Le Bhoutan est l’une des plus belles zones géographiques au monde et l’une des plus pures actuellement : le pays bénéficie d’une économie basée sur l’élevage et l’agriculture, donc peu d’industries et pas ou peu de pollution. Le gouvernement du royaume du Bhoutan privilégie la préservation des traditions (culture et religion) autant que la préservation de l’environnement, et s’est rendu célèbre pour avoir déclaré il y a une quinzaine d’années qu’il serait désormais le pays du Bonheur National Brut (une valeur humaine en opposition sémantique à la valeur économique du Produit National Brut régissant notre monde moderne).
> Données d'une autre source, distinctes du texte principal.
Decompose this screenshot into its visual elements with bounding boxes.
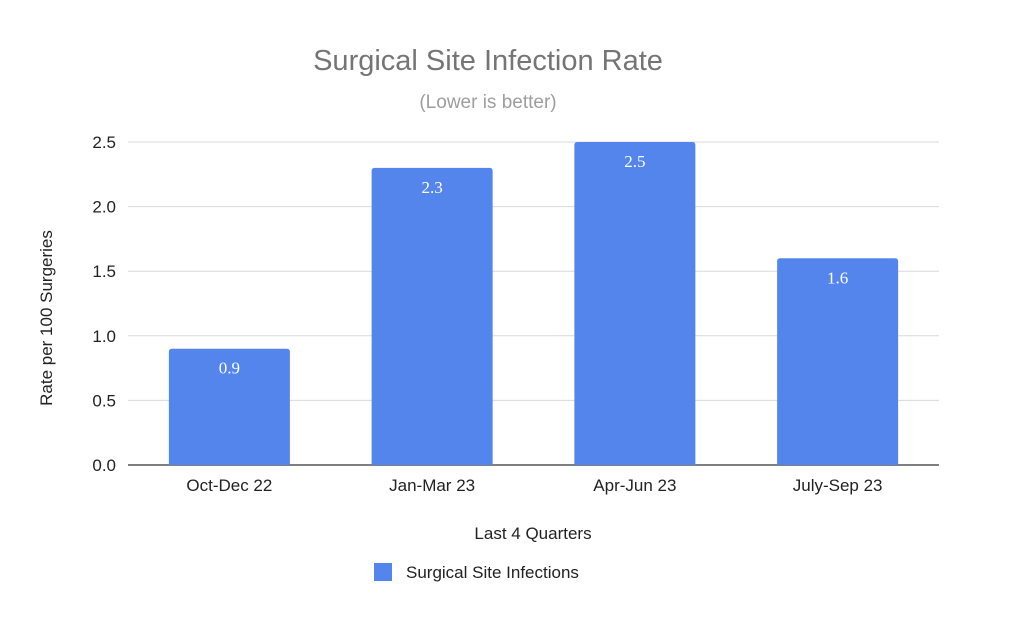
- bar: [574, 142, 696, 465]
- x-tick-label: Jan-Mar 23: [389, 476, 475, 495]
- x-axis-label: Last 4 Quarters: [474, 524, 591, 543]
- x-tick-label: Apr-Jun 23: [593, 476, 676, 495]
- y-axis-label: Rate per 100 Surgeries: [37, 230, 56, 406]
- legend-swatch: [374, 563, 392, 581]
- y-axis-ticks: 0.0 0.5 1.0 1.5 2.0 2.5: [92, 133, 116, 475]
- bar: [168, 348, 290, 465]
- y-tick-label: 0.5: [92, 391, 116, 410]
- chart-subtitle: (Lower is better): [419, 92, 556, 113]
- data-label: 1.6: [827, 268, 848, 287]
- data-label: 2.5: [624, 152, 645, 171]
- x-tick-label: Oct-Dec 22: [186, 476, 272, 495]
- data-labels: 0.9 2.3 2.5 1.6: [219, 152, 849, 378]
- bars: [168, 142, 899, 465]
- y-tick-label: 1.0: [92, 327, 116, 346]
- data-label: 0.9: [219, 359, 240, 378]
- legend-label: Surgical Site Infections: [406, 563, 579, 582]
- x-axis-ticks: Oct-Dec 22 Jan-Mar 23 Apr-Jun 23 July-Sep 2…: [186, 476, 882, 495]
- data-label: 2.3: [422, 178, 443, 197]
- bar: [371, 167, 493, 465]
- legend: Surgical Site Infections: [374, 563, 579, 582]
- y-tick-label: 2.0: [92, 198, 116, 217]
- bar: [777, 258, 899, 465]
- x-tick-label: July-Sep 23: [793, 476, 883, 495]
- y-tick-label: 1.5: [92, 262, 116, 281]
- y-tick-label: 2.5: [92, 133, 116, 152]
- chart-title: Surgical Site Infection Rate: [313, 45, 663, 77]
- y-tick-label: 0.0: [92, 456, 116, 475]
Notez aussi que le Bhoutan est un pays non fumeur, il est illégal de fumer.

Et puis – vous le savez – j’aime les territoires peu fréquentés : le royaume du Bhoutan n’a ouvert ses portes (timidement) au tourisme qu’à partir de la fin des années 1990. En 2000 il n’a reçu que 7 000 visiteurs étrangers. En 2008 ils étaient 27 636 à entrer sur le territoire du Bhoutan (touristes et professionnels). En 2013, 116 209 visiteurs (dont 80% avec un but touristique, les autres étant des locaux revenant au pays ou ce qu’il est convenu d’appeler du tourisme d’affaires) ont découvert cette population que l’on dit accueillante, attachante, et vivant au quotidien un bouddhisme tantrique qui leur donne aussi un sens de l’humour paillard et une approche du voyageur plutôt décontractée.
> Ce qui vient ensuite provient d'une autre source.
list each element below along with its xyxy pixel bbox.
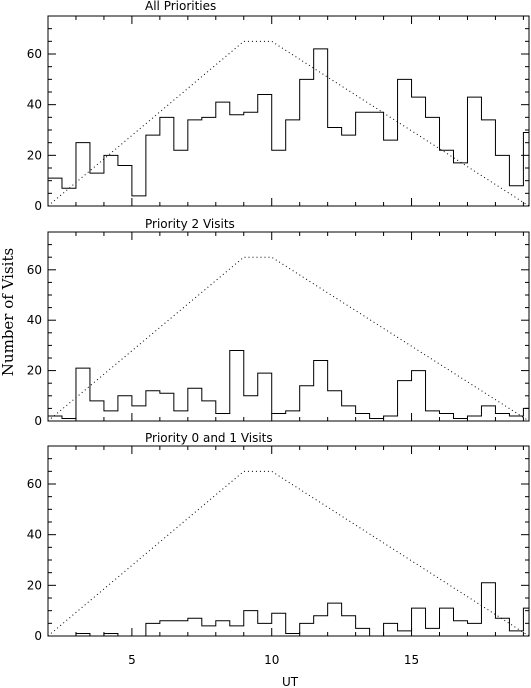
dotted-envelope-line <box>47 256 530 422</box>
dotted-envelope-line <box>47 470 530 637</box>
dotted-envelope-line <box>47 40 530 207</box>
y-tick-label: 40 <box>27 313 42 327</box>
histogram-step-line <box>48 582 529 637</box>
y-axis-label: Number of Visits <box>0 248 17 376</box>
y-tick-label: 40 <box>27 528 42 542</box>
x-tick-label: 10 <box>264 653 279 667</box>
panel-title: Priority 2 Visits <box>145 217 235 231</box>
panel-frame <box>47 15 530 207</box>
panel-frame <box>47 445 530 637</box>
y-tick-label: 0 <box>34 199 42 213</box>
histogram-step-line <box>48 349 529 419</box>
y-tick-label: 0 <box>34 629 42 643</box>
x-tick-label: 5 <box>128 653 136 667</box>
y-tick-label: 60 <box>27 477 42 491</box>
y-tick-label: 40 <box>27 98 42 112</box>
histogram-step-line <box>48 48 529 197</box>
x-axis-label: UT <box>282 675 299 688</box>
y-tick-label: 20 <box>27 578 42 592</box>
x-tick-label: 15 <box>404 653 419 667</box>
y-tick-label: 0 <box>34 414 42 428</box>
panel-title: Priority 0 and 1 Visits <box>145 431 273 445</box>
panel-title: All Priorities <box>145 0 216 13</box>
y-tick-label: 60 <box>27 263 42 277</box>
y-tick-label: 20 <box>27 364 42 378</box>
y-tick-label: 20 <box>27 148 42 162</box>
y-tick-label: 60 <box>27 47 42 61</box>
panel-frame <box>47 231 530 422</box>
Le Bhoutan devient petit à petit une destination très prisée, celle d’un tourisme privilégié bâti sur des valeurs ancestrales qui trouvent un écho auprès d’un gouvernement qui semble sensible à la protection de son environnement et de ses traditions culturelles et religieuses. Espérons que cette ouverture au tourisme restera modérée, à tout le moins maîtrisée afin que ce royaume himalayen conserve cet atout d’une nature quasiment intacte sur les flancs de sommets avoisinants les 7 500m.

On ne part pas au Bhoutan sur un coup de tête ou en pensant y faire un séjour chez l’habitant. Pour préserver ses traditions (et ainsi sa population) l’activité économique du tourisme au Bhoutan est très réglementée. Une seule compagnie aérienne est à ce jour autorisée à pénétrer sur le territoire bhoutanais, la compagnie nationale bhoutanaise Druk Air (une compagnie locale nationale effectue les courts trajets entre la capitale et deux autres aéroports nationaux, Bhutanese Airlines). On ne pénètre au Bhoutan que par la voie des airs (au départ des villes de New Delhi, Calcutta, Bangkok et Singapour) ou par la route en certains points d’entrée frontaliers avec l’Inde ou le Tibet (un accès beaucoup plus réglementé depuis le Tibet, difficile).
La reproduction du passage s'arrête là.